Inviato da Redazione il Mer, 13/04/2005 - 10:42
Dopo il dato negativo sul deficit di bilancia commerciale statunitense, cresciuto al livello record di 61 miliardi di euro nel mese di febbraio, le minute della riunione del Fomc della fed sono riuscite a rincuorare il mercato insieme con il sensibile ritracciamento del prezzo del petrolio favorito anche dalla revisione al ribasso delle stime di consumo per il 2005 fatte dall'Aie, l'agenzia internazionale per l'energia. Per la giornata odierna un solo dato è in arrivo dagli Usa prima dell'apertura di Wall Street, si tratta del dato sulle vendite al dettaglio nel mese di marzo per cui le stime degli analisti si prevedeono una crescita dello 0,80% da 0,50% del mese precedente (+0,60% la componente priva del comparto auto). Arriverà anche il dato sulle scorte di petrolio che non sembra in questo momento preoccupare più di tanto i mercati.

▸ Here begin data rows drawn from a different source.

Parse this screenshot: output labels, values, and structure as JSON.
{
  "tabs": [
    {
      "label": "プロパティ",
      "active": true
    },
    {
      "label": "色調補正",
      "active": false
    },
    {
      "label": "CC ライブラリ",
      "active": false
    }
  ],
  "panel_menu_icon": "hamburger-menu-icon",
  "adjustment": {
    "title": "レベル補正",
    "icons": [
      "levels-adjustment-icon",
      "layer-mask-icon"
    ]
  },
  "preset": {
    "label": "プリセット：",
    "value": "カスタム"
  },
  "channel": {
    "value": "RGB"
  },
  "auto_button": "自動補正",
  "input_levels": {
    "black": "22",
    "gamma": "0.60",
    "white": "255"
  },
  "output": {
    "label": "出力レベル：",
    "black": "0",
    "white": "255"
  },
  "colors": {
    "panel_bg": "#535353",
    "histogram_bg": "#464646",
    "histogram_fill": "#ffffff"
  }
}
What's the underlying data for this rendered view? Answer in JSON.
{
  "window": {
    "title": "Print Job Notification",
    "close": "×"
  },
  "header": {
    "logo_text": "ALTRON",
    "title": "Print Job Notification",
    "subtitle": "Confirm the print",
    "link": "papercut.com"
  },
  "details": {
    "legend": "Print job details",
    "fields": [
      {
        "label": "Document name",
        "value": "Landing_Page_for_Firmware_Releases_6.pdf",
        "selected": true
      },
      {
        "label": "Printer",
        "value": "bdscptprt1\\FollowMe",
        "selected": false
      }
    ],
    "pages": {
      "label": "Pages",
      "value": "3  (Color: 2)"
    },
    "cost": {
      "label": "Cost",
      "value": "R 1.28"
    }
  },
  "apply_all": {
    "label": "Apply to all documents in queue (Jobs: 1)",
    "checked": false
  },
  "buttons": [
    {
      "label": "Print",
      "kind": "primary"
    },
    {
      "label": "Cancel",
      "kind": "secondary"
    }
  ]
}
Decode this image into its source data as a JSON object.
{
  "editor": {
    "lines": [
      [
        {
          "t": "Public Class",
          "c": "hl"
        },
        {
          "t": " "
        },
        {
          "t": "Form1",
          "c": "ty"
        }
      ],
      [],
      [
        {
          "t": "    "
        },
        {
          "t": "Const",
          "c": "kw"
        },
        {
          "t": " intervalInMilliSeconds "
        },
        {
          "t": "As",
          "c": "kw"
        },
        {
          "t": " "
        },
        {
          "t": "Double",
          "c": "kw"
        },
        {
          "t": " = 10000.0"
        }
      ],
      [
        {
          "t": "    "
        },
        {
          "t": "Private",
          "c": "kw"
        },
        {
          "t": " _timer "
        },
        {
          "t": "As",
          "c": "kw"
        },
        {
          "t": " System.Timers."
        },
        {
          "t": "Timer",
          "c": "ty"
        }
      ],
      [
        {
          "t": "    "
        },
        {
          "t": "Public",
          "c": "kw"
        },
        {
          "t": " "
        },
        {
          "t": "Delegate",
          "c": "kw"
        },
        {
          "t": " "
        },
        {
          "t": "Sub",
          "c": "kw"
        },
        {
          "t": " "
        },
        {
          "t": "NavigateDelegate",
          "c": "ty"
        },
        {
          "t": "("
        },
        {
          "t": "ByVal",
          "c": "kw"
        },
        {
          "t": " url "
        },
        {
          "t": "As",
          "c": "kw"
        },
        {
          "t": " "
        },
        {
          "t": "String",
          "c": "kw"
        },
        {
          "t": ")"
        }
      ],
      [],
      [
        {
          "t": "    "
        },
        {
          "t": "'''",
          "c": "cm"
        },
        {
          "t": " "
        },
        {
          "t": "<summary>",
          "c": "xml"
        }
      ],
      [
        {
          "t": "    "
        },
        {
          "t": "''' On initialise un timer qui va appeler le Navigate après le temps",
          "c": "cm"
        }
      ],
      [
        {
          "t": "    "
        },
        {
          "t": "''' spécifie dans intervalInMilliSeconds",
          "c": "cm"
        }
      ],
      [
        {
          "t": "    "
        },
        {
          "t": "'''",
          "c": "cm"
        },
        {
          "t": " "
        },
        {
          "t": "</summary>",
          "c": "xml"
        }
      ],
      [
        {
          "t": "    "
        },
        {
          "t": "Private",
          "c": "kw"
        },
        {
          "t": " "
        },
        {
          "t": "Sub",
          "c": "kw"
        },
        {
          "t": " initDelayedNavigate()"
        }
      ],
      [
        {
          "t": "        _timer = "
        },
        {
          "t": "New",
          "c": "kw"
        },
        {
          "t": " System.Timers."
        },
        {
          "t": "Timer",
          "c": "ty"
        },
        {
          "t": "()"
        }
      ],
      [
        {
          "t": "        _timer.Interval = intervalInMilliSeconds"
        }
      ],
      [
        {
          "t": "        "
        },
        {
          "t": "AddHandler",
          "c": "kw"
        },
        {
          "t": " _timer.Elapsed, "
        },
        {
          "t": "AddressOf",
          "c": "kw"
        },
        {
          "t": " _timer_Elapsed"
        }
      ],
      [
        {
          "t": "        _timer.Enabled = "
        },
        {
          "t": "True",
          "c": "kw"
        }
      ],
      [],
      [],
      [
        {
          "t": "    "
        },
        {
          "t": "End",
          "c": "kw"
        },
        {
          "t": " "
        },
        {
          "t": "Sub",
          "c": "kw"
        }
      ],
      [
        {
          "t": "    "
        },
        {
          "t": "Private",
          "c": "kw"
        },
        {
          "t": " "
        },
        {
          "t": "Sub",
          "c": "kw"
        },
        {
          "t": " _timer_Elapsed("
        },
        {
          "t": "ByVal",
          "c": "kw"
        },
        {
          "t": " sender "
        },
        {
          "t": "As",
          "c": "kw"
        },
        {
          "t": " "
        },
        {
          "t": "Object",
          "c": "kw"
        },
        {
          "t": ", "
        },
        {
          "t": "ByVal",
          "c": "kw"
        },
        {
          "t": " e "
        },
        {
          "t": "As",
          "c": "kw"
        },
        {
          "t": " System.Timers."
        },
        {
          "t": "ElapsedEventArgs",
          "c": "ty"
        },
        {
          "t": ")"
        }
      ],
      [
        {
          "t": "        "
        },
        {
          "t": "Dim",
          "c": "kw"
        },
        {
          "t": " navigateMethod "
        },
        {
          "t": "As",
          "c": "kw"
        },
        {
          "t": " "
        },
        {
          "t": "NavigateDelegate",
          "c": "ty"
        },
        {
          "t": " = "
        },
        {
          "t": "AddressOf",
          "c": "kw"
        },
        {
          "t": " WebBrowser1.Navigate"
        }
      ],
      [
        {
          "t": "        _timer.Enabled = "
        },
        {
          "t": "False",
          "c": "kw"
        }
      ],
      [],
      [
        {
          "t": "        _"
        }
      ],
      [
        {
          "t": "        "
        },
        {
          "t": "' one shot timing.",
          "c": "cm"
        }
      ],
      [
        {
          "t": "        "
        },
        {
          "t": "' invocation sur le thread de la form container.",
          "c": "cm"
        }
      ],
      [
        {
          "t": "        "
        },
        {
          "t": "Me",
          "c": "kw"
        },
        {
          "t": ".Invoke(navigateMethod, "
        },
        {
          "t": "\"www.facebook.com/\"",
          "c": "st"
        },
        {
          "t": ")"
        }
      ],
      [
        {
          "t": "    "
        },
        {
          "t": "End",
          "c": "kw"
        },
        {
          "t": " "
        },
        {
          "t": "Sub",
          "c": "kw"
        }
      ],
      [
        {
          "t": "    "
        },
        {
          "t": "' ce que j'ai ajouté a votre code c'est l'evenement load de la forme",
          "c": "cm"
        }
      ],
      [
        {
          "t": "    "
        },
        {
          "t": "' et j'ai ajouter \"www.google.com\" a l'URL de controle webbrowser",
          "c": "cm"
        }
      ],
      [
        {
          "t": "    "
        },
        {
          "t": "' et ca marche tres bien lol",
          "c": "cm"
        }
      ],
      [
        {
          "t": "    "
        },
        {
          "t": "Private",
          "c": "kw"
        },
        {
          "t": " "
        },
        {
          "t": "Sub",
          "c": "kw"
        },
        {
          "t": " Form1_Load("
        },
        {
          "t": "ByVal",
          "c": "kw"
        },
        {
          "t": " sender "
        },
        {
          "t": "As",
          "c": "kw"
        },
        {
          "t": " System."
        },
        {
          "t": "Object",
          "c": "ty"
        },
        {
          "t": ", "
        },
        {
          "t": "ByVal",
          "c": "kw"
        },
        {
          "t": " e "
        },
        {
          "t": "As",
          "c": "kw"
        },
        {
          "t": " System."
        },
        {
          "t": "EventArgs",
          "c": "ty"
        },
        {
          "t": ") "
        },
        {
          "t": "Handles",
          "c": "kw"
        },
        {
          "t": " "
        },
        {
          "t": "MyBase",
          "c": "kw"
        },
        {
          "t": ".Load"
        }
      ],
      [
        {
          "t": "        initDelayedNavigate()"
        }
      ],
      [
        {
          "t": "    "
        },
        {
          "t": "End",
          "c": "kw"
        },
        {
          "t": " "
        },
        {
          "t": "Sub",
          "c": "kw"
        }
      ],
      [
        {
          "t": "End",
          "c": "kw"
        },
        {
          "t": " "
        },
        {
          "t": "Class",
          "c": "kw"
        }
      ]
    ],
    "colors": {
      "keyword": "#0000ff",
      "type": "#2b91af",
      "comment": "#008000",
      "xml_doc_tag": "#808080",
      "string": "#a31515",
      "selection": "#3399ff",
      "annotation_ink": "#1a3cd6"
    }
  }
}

In Europa sono già stati resi noti il dato sulle immatricolazioni auto a marzo che ha registrato un arretramento del 3,7% a/a, il dato sui prezzi al consumo francesi sempre a marzo risultato in crescita dello 0,6% m/m poco oltre le attese del mercato e la produzione industriale destagionalizzata in Italia a febbraio che ha segnato un incremento dello 0,1% m/m, dato che conferma le difficoltà della nostra nazione in attesa dll'indice dei prezzi al consumo a marzo (domani) e del dato di bilancia commerciale a febbraio (venerdì). Al rialzo sull'S&P/Mib sono disponibili le call di Unicredito o Citibank con strike rispettivamente a 32.000 e 32.500 punti in scadenza a a giugno oppure le call 32.500 e 33.500 di Goldman Sachs con scadenza rispettivamente a settembre o agosto. Al ribasso le put 33.250 di Goldman Sachs con scadenza a giugno, le put di Banca Sella con strike 33.000 e stessa scadenza oppure infine le put di Goldman Sachs con strike 32.500 punti in scadenza a settembre.